As cerejeiras de meu pai.
Quando eu tinha meus quatro
anos acompanhava meu pai em seus tempos livres em que cuidava de sua horta, de
seu pomar, do outro lado da rua, ribanceira abaixo cheia de castanheiros, rumo
ao rio por onde por ali não se chegava. Era isto em Fornelos, minha terra
natal. Lembro-me de sua plantação de morangos, das abelhas e de uma em especial
que me mordeu na perna. Foi ao Abílio que uma outra deixou com o beiço inferior
do tamanho de uma abóbora. Havia ali uma cerejeira cujos frutos eram grandes,
carnudos, de cor vermelha escura. Bem escura quase como sangue seco. Uma vez o
vi subir nos galhos para colher os primeiros frutos a ficarem bem vermelhos. De
cima dela me atirava algumas dividindo entre nós o fruto do trabalho. Lembro-me
que temia por sua segurança. Queria subir também, mas só anos depois entendi
que realmente ele não me poderia ter deixado subir. Isso eu fiz três anos
depois quando ele já tinha emigrado para o Brasil e eu fui de férias á minha
terra com a minha prima Fernanda.
Conversas de aldeia, por aqueles tempos, versavam invariavelmente sobre a época de colher os frutos, troca de batatas por outro produto da terra, as despesas, notícias de emigrantes, umas da Austrália, outras do Brasil, da França e Alemanha... A diáspora portuguesa desde que os governantes descobriram que emigrantes não produzem custos ao Estado e enviavam todo o seu dinheiro para a Caixa Geral de Depósitos para que um dia pudessem regressar e construir a sua casinha, viver bem de aposentadorias. Se a intenção é apenas lucros, os governos portugueses podem orgulhar-se de seu passado e presente: São empresas altamente lucrativas para quem governa e contrata obras e serviços, mas não para quem fica na terrinha, se não fizer parte esses que governam ou não tiver uma “cunha”. Falava-se do tempo, das colheitas, das festas promovidas pelo senhor abade às expensas da fé dos bons cristãos, tudo florido pelas senhoras que freqüentavam a sacristia e que de tudo o que tinham para contar algumas coisas não contavam (do que viam) porque ninguém acreditaria. Mas nem todos os abades eram assim, e por essas indiscrições, lá se foi um par de dois ou três abades que deixaram admiração. A religiosidade era tanta por aquelas terras de montanhas, que com quatro anos eu já me preocupava, junto com meus colegas de mesma idade, que pecado eu teria que confessar ao abade para que ele tivesse fé em mim, porque como todos confessavam pecados, se eu não contasse nenhum, ele acharia que eu estava mentindo e me recomendaria mal ao pai. Não ao meu pai, mas ao pai dele. Só muito mais tarde eu li sobre a Síndrome de Estocolmo, e entendi porque razão a aldeia não comentava à boca larga e escancarada as mazelas quando as havia lá para os lados do Adro da Igreja. Pensavam por aqueles tempos que criança não presta atenção no que dizem, mas há crianças que prestam atenção em tudo e ficam caladas para não perceberem que entenderam.

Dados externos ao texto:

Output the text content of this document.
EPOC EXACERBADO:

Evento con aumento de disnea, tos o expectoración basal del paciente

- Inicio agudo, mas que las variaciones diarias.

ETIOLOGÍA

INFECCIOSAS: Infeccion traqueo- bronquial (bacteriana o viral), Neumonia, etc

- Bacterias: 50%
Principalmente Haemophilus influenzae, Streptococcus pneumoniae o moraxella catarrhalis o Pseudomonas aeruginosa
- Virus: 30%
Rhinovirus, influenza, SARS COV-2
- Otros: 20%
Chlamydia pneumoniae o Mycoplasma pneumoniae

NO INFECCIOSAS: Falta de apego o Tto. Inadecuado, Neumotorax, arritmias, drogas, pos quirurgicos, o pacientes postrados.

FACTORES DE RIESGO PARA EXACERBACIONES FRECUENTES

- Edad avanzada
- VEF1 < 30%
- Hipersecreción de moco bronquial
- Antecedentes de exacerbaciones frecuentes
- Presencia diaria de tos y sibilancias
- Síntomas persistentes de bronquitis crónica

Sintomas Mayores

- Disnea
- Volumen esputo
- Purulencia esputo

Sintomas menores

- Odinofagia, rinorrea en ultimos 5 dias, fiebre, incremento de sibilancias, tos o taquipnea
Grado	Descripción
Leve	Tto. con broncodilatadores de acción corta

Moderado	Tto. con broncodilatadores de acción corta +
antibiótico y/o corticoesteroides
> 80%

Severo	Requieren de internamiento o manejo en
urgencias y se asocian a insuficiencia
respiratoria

Aquela cerejeira era muito linda, mas apenas dava frutos uma vez por ano. Meu pai a amava. Não me lembro de ter comido cerejas, dela, com dois ou três anos, mas apenas aos quatro. De todas as vezes que voltei a minha terra não foi em época de florada nem de frutificação. Mas a vi, cada vez maior, mais frondosa. Mas isto foi em 1949. Quando me encontrei com meu pai em Fornelos em 1983, ele me mostrou uma nova cerejeira que plantara, nada mais que uma haste de pouco mais e um metro e meio de altura, mas já com flores. Tiramos uma foto que está guardada num baú, o olhar embevecido de meu pai como se fosse um olhar para um filho amado. Não sei se ela ainda existe, mas provavelmente sim. O pessoal de minha terra é conservador, evita desperdícios e, sobretudo, adora cerejas. Eu também. Meu pai já faleceu. Um dia recebi de meu tio Miguel, seu irmão, uma foto de meu pai sobre uma cerejeira. Não me admiraria se fosse essa que ele plantou em 1983. Nunca perguntei. Prefiro pensar que sim, mas amo tanto este planeta, que gostaria de passear com alguém pelos campos para que me contasse a história de cada árvore, quando foi plantada, quem a plantou, a história do lugar, suas floradas, sua generosidade nos frutos. È que eu também gosto de árvores que dêem frutos, de cuidar do que se tem, sejam filhos ou árvores. Tenho algumas... Ou será que elas me têm a mim?